By now the applause was no longer conservative. The charm of an irresistible personality, smoldering through the evening, never revealing more than a flicker of its hidden fire, had burned home its deep impression. When she sang her most famous piece, "Violetera," where she goes among the audience with little violet bunches to offer musingly, withdraw capriciously, bestow impetuously, the starched and bejeweled Manhattanites arose and cheered. Her acknowledgment was—a quiet curtsy. More cheers. She sang an encore. The final "Brava!" The audience went home to talk it over, a new fad that promises to last weeks after Meller's departure.

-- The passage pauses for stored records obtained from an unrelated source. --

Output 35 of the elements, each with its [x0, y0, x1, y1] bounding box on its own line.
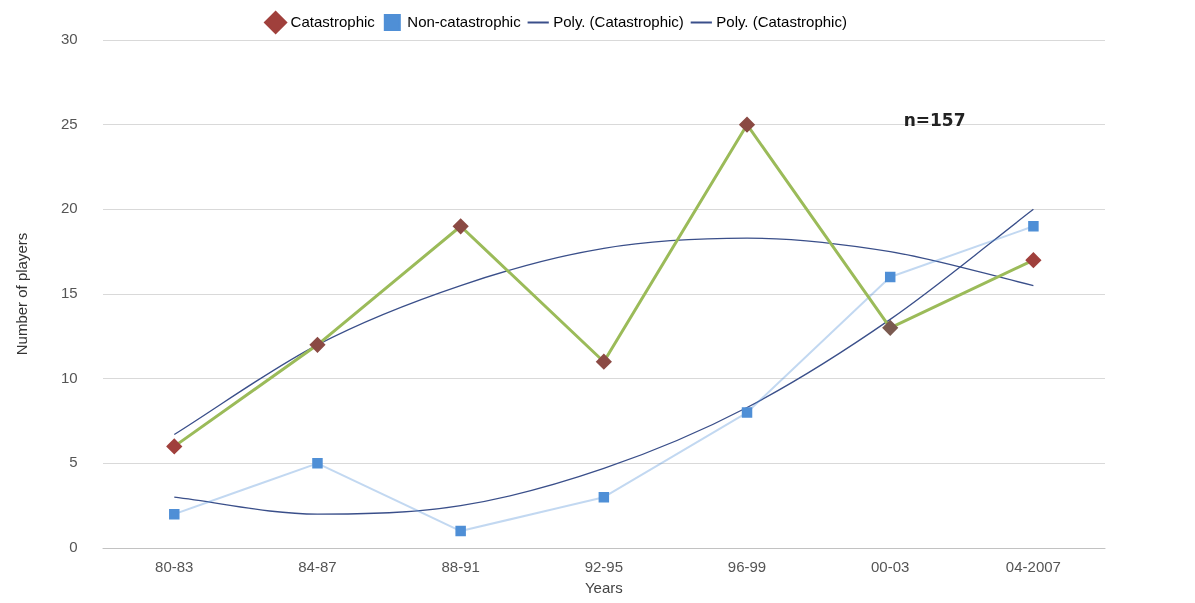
annotation: n=157 [903, 109, 966, 130]
x-tick-label: 96-99 [727, 558, 767, 576]
legend-label: Catastrophic [290, 12, 376, 30]
point [596, 354, 612, 370]
x-tick-label: 80-83 [155, 558, 194, 576]
y-tick-label: 15 [61, 284, 78, 302]
point [312, 458, 323, 469]
x-axis-title: Years [584, 579, 623, 597]
point [598, 491, 610, 503]
x-tick-label: 04-2007 [1005, 558, 1061, 576]
point [741, 407, 753, 418]
x-tick-label: 88-91 [441, 558, 480, 576]
point [882, 320, 898, 336]
point [1025, 252, 1041, 268]
y-axis-title: Number of players [13, 232, 31, 356]
x-tick-label: 92-95 [584, 558, 624, 576]
y-tick-label: 20 [61, 199, 78, 217]
point [739, 117, 755, 133]
point [884, 271, 896, 283]
point [453, 218, 469, 234]
y-tick-label: 5 [69, 453, 78, 471]
legend-label: Poly. (Catastrophic) [553, 12, 684, 30]
point [169, 508, 180, 520]
point [455, 525, 466, 537]
y-tick-label: 0 [69, 538, 78, 556]
y-tick-label: 25 [61, 114, 78, 132]
point [309, 337, 325, 353]
y-tick-label: 10 [61, 368, 78, 386]
x-tick-label: 84-87 [298, 558, 337, 576]
legend-label: Poly. (Catastrophic) [716, 12, 847, 30]
x-tick-label: 00-03 [871, 558, 910, 576]
y-tick-label: 30 [61, 30, 78, 48]
point [1028, 221, 1039, 232]
legend-label: Non-catastrophic [407, 12, 522, 30]
point [166, 438, 182, 454]
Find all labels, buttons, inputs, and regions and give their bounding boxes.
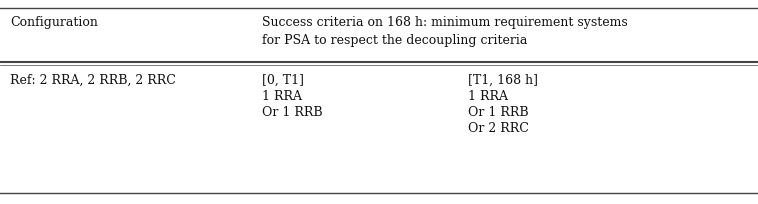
Text: Or 2 RRC: Or 2 RRC xyxy=(468,122,529,135)
Text: Or 1 RRB: Or 1 RRB xyxy=(262,106,323,119)
Text: Ref: 2 RRA, 2 RRB, 2 RRC: Ref: 2 RRA, 2 RRB, 2 RRC xyxy=(10,74,176,87)
Text: Success criteria on 168 h: minimum requirement systems
for PSA to respect the de: Success criteria on 168 h: minimum requi… xyxy=(262,16,628,47)
Text: [T1, 168 h]: [T1, 168 h] xyxy=(468,74,538,87)
Text: 1 RRA: 1 RRA xyxy=(468,90,508,103)
Text: 1 RRA: 1 RRA xyxy=(262,90,302,103)
Text: [0, T1]: [0, T1] xyxy=(262,74,304,87)
Text: Or 1 RRB: Or 1 RRB xyxy=(468,106,528,119)
Text: Configuration: Configuration xyxy=(10,16,98,29)
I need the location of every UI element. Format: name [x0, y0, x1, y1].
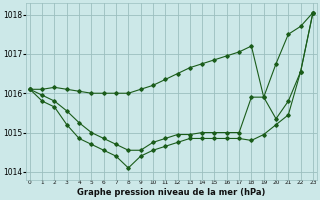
X-axis label: Graphe pression niveau de la mer (hPa): Graphe pression niveau de la mer (hPa) [77, 188, 266, 197]
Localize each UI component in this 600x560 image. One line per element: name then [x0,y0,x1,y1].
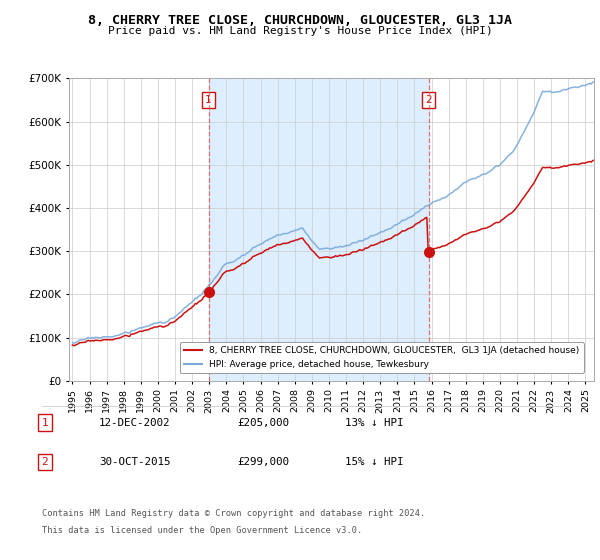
Text: Price paid vs. HM Land Registry's House Price Index (HPI): Price paid vs. HM Land Registry's House … [107,26,493,36]
Text: 2: 2 [41,457,49,467]
Text: 1: 1 [205,95,212,105]
Text: £205,000: £205,000 [237,418,289,428]
Bar [209,78,428,381]
Text: 8, CHERRY TREE CLOSE, CHURCHDOWN, GLOUCESTER, GL3 1JA: 8, CHERRY TREE CLOSE, CHURCHDOWN, GLOUCE… [88,14,512,27]
Text: 12-DEC-2002: 12-DEC-2002 [99,418,170,428]
Text: This data is licensed under the Open Government Licence v3.0.: This data is licensed under the Open Gov… [42,526,362,535]
Text: 15% ↓ HPI: 15% ↓ HPI [345,457,404,467]
Text: £299,000: £299,000 [237,457,289,467]
Text: 13% ↓ HPI: 13% ↓ HPI [345,418,404,428]
Text: 1: 1 [41,418,49,428]
Text: 2: 2 [425,95,432,105]
Legend: 8, CHERRY TREE CLOSE, CHURCHDOWN, GLOUCESTER,  GL3 1JA (detached house), HPI: Av: 8, CHERRY TREE CLOSE, CHURCHDOWN, GLOUCE… [179,342,584,374]
Text: Contains HM Land Registry data © Crown copyright and database right 2024.: Contains HM Land Registry data © Crown c… [42,509,425,518]
Text: 30-OCT-2015: 30-OCT-2015 [99,457,170,467]
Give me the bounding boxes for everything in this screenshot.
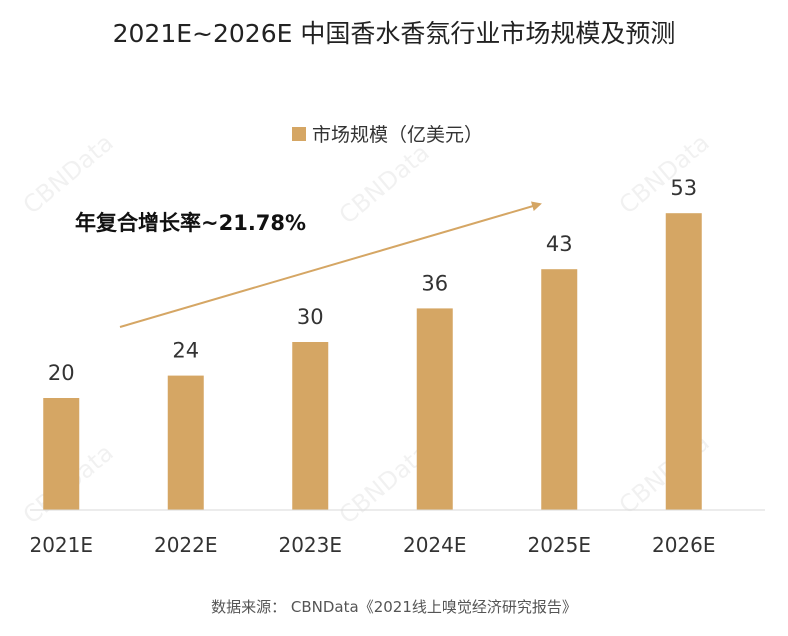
chart-title: 2021E~2026E 中国香水香氛行业市场规模及预测 <box>113 19 676 48</box>
x-tick-label-2024E: 2024E <box>403 533 467 557</box>
x-tick-label-2022E: 2022E <box>154 533 218 557</box>
x-tick-label-2023E: 2023E <box>278 533 342 557</box>
growth-arrow <box>119 201 542 328</box>
bar-2021E <box>43 398 80 510</box>
x-tick-label-2026E: 2026E <box>652 533 716 557</box>
cagr-annotation: 年复合增长率~21.78% <box>75 211 306 235</box>
data-label-2021E: 20 <box>48 361 75 385</box>
data-label-2024E: 36 <box>421 271 448 295</box>
bar-2025E <box>541 269 578 510</box>
data-label-2025E: 43 <box>546 232 573 256</box>
data-label-2023E: 30 <box>297 305 324 329</box>
bar-2024E <box>416 308 453 510</box>
source-note: 数据来源： CBNData《2021线上嗅觉经济研究报告》 <box>211 598 577 616</box>
legend-label: 市场规模（亿美元） <box>312 124 483 146</box>
x-tick-label-2021E: 2021E <box>29 533 93 557</box>
bar-2026E <box>665 213 702 510</box>
data-label-2022E: 24 <box>172 339 199 363</box>
bar-2023E <box>292 342 329 510</box>
x-tick-label-2025E: 2025E <box>527 533 591 557</box>
data-label-2026E: 53 <box>670 176 697 200</box>
bar-2022E <box>167 375 204 510</box>
legend-swatch <box>292 127 306 141</box>
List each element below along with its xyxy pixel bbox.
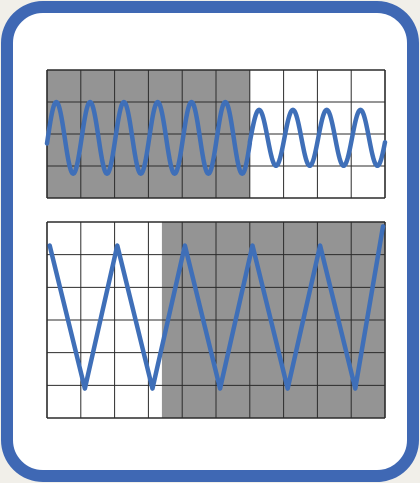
sine-waveform — [44, 99, 388, 176]
bottom-waveform-panel — [46, 221, 386, 419]
top-waveform-panel — [44, 69, 388, 199]
triangle-waveform — [47, 224, 386, 391]
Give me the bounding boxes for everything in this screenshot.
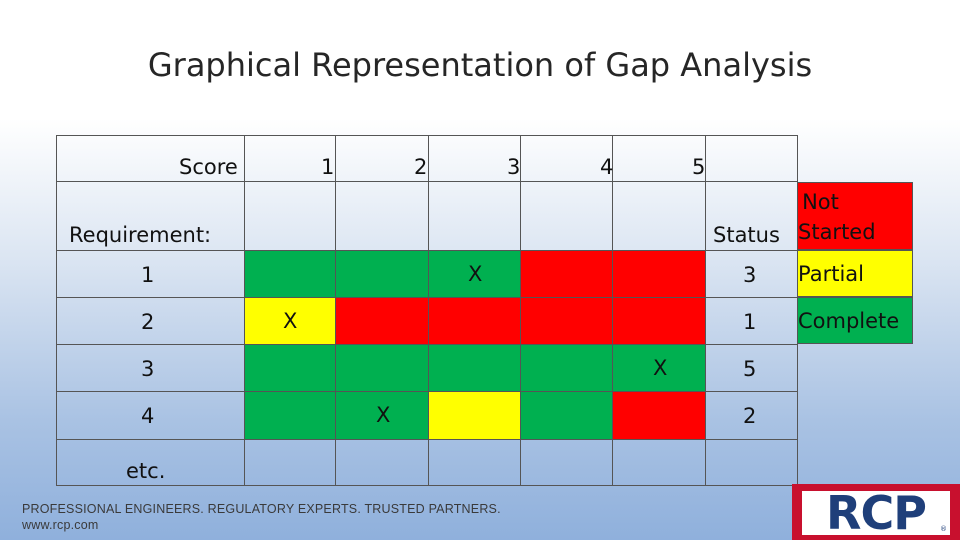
grid-vline	[335, 135, 336, 486]
grid-hline	[56, 181, 798, 182]
footer: PROFESSIONAL ENGINEERS. REGULATORY EXPER…	[22, 501, 501, 533]
score-cell-r2-c3	[428, 297, 520, 344]
score-cell-r1-c2	[335, 250, 428, 297]
score-cell-r4-c2	[335, 391, 428, 439]
score-cell-r2-c5	[612, 297, 705, 344]
legend-complete: Complete	[797, 297, 913, 344]
rcp-logo: RCP ®	[792, 484, 960, 540]
legend-label-line1: Not	[802, 190, 839, 214]
requirement-row-label: 2	[141, 310, 155, 334]
legend-label: Not Started	[798, 187, 876, 247]
legend-partial: Partial	[797, 250, 913, 297]
score-cell-r1-c5	[612, 250, 705, 297]
registered-mark-icon: ®	[940, 525, 947, 533]
grid-hline	[56, 391, 798, 392]
score-cell-r3-c4	[520, 344, 612, 391]
grid-hline	[56, 297, 798, 298]
status-value: 5	[743, 357, 757, 381]
legend-label-line2: Started	[798, 220, 876, 244]
status-label: Status	[713, 223, 780, 247]
score-cell-r4-c5	[612, 391, 705, 439]
footer-url[interactable]: www.rcp.com	[22, 518, 99, 532]
score-cell-r2-c2	[335, 297, 428, 344]
grid-vline	[612, 135, 613, 486]
grid-vline	[705, 135, 706, 486]
grid-vline	[56, 135, 57, 486]
status-value: 2	[743, 404, 757, 428]
grid-vline	[428, 135, 429, 486]
requirement-row-label: 4	[141, 404, 155, 428]
grid-hline	[56, 439, 798, 440]
gap-analysis-table: Score 1 2 3 4 5 Requirement: Status 1 X 3 2 X 1 3 X 5 4 X 2…	[56, 135, 798, 486]
requirement-row-label: 1	[141, 263, 155, 287]
slide-title: Graphical Representation of Gap Analysis	[147, 46, 813, 84]
score-cell-r3-c3	[428, 344, 520, 391]
grid-hline	[56, 344, 798, 345]
gap-mark-x: X	[283, 309, 298, 333]
grid-vline	[520, 135, 521, 486]
score-cell-r1-c4	[520, 250, 612, 297]
legend-not-started: Not Started	[797, 182, 913, 250]
status-value: 3	[743, 263, 757, 287]
score-column-3: 3	[507, 155, 521, 179]
score-cell-r4-c3	[428, 391, 520, 439]
footer-tagline: PROFESSIONAL ENGINEERS. REGULATORY EXPER…	[22, 502, 501, 516]
status-value: 1	[743, 310, 757, 334]
score-cell-r2-c1	[244, 297, 335, 344]
requirement-label: Requirement:	[69, 223, 212, 247]
score-cell-r3-c2	[335, 344, 428, 391]
score-column-2: 2	[414, 155, 428, 179]
score-cell-r4-c1	[244, 391, 335, 439]
score-cell-r1-c1	[244, 250, 335, 297]
grid-hline	[56, 250, 798, 251]
grid-vline	[244, 135, 245, 486]
rcp-logo-text: RCP	[826, 486, 927, 540]
score-label: Score	[179, 155, 238, 179]
grid-hline	[56, 135, 798, 136]
requirement-row-label: 3	[141, 357, 155, 381]
score-cell-r1-c3	[428, 250, 520, 297]
legend-label: Complete	[798, 309, 900, 333]
score-cell-r3-c5	[612, 344, 705, 391]
requirement-row-label: etc.	[126, 459, 166, 483]
score-column-4: 4	[600, 155, 614, 179]
legend-label: Partial	[798, 262, 864, 286]
score-cell-r3-c1	[244, 344, 335, 391]
gap-mark-x: X	[376, 403, 391, 427]
grid-hline	[56, 485, 798, 486]
score-cell-r4-c4	[520, 391, 612, 439]
gap-mark-x: X	[468, 262, 483, 286]
score-column-1: 1	[321, 155, 335, 179]
score-column-5: 5	[692, 155, 706, 179]
score-cell-r2-c4	[520, 297, 612, 344]
gap-mark-x: X	[653, 356, 668, 380]
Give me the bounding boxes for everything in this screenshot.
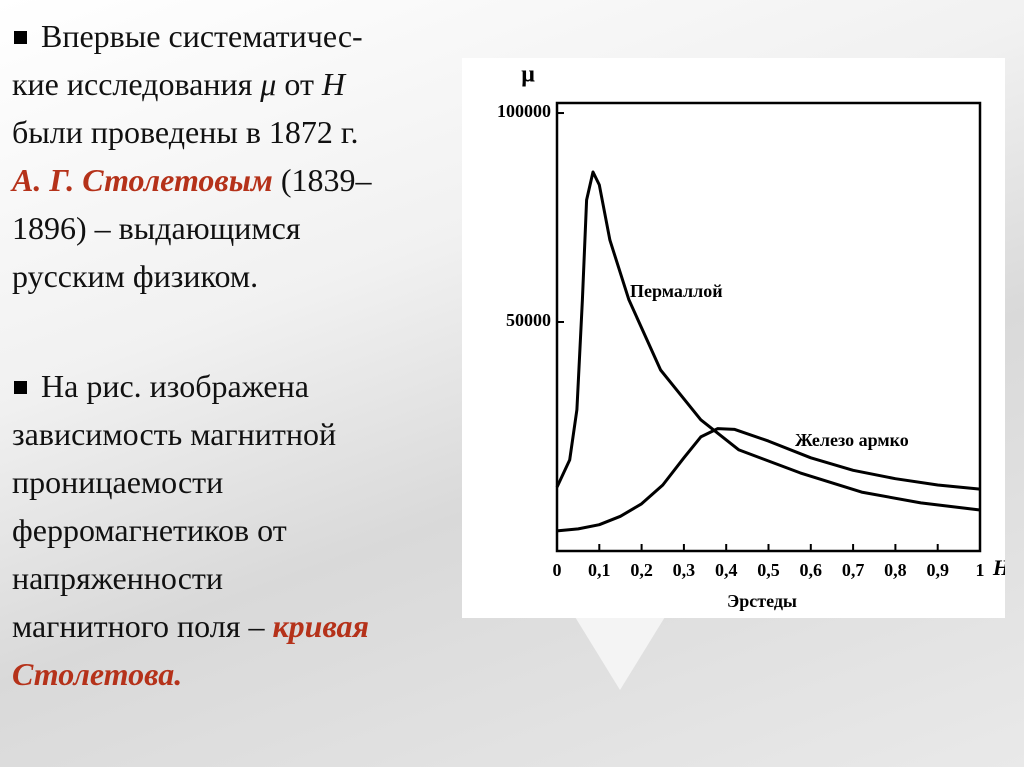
text: русским физиком. <box>12 258 259 294</box>
text: напряженности <box>12 560 223 596</box>
x-tick-label: 0,6 <box>800 560 823 580</box>
x-tick-label: 0,2 <box>630 560 653 580</box>
x-tick-label: 0,4 <box>715 560 738 580</box>
text: зависимость магнитной <box>12 416 337 452</box>
x-tick-label: 0 <box>553 560 562 580</box>
x-axis-unit: Эрстеды <box>727 591 797 611</box>
chart: μ H Эрстеды 0 0,1 0,2 0,3 0,4 0,5 0,6 0,7 0,8 0,9… <box>462 58 1005 618</box>
y-tick-label: 50000 <box>506 310 551 330</box>
x-axis-label: H <box>992 555 1005 580</box>
text: μ <box>260 66 277 102</box>
text: магнитного поля – <box>12 608 265 644</box>
x-tick-label: 1 <box>976 560 985 580</box>
text: кривая <box>272 608 370 644</box>
series-line <box>556 427 981 533</box>
y-tick-label: 100000 <box>497 101 551 121</box>
text: кие исследования <box>12 66 253 102</box>
text: проницаемости <box>12 464 224 500</box>
x-tick-label: 0,7 <box>842 560 865 580</box>
series-label: Железо армко <box>795 430 909 450</box>
text: На рис. изображена <box>41 368 309 404</box>
paragraph: На рис. изображена зависимость магнитной… <box>12 362 369 698</box>
chart-panel <box>462 58 1005 618</box>
text: Столетова. <box>12 656 183 692</box>
text: (1839– <box>280 162 372 198</box>
series-label: Пермаллой <box>630 281 723 301</box>
text: H <box>321 66 346 102</box>
bullet <box>14 380 27 394</box>
x-tick-label: 0,8 <box>884 560 907 580</box>
x-tick-label: 0,3 <box>673 560 696 580</box>
x-tick-label: 0,5 <box>757 560 780 580</box>
text: от <box>284 66 314 102</box>
y-axis-label: μ <box>521 62 535 88</box>
text: А. Г. Столетовым <box>12 162 273 198</box>
text: ферромагнетиков от <box>12 512 287 548</box>
series-line <box>555 170 981 512</box>
x-tick-label: 0,1 <box>588 560 611 580</box>
text: были проведены в 1872 г. <box>12 114 359 150</box>
text: 1896) – выдающимся <box>12 210 301 246</box>
paragraph: Впервые систематичес- кие исследования μ… <box>12 12 371 300</box>
x-tick-label: 0,9 <box>926 560 949 580</box>
bullet <box>14 30 27 44</box>
text: Впервые систематичес- <box>41 18 363 54</box>
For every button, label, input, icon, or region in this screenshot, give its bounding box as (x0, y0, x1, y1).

It cannot be said that they were swept away utterly by the strange, quiet Spanish singer. Her art was too subtle to sway a shrewd U. S. audience that had paid $27.50* a seat to be amused. It had been a great occasion in the theatre; one of the few supreme personalities of entertainment had fulfilled her promise, and Meller, who carries eight golden bracelets as mementos of her great successes, was fully entitled to purchase a ninth golden bangle. Yet the barrier of language and the unfamiliarity of a charm that has fathomless depths but no tumult had obtruded themselves. The audience had been appreciative, engrossed, deeply stirred; but they did not drag her coach home to the hotel.
Critics said:
"A fine actress, a rare artist of the kind that comes but once in a generation, a bit of a sorceress, if you ask me."—Alexander Woollcott.
"Her art is an exotic radiance, less than music, less than great acting, but more than these put together."—J. Brooks Atkinson.
"An amiable sorceress, dark, inscrutable, good to look upon and exercising the benign witchcraft of a fascinating and highly advertised woman."—Percy Hammond. "The hands are like faces."— Arthur Hopkins.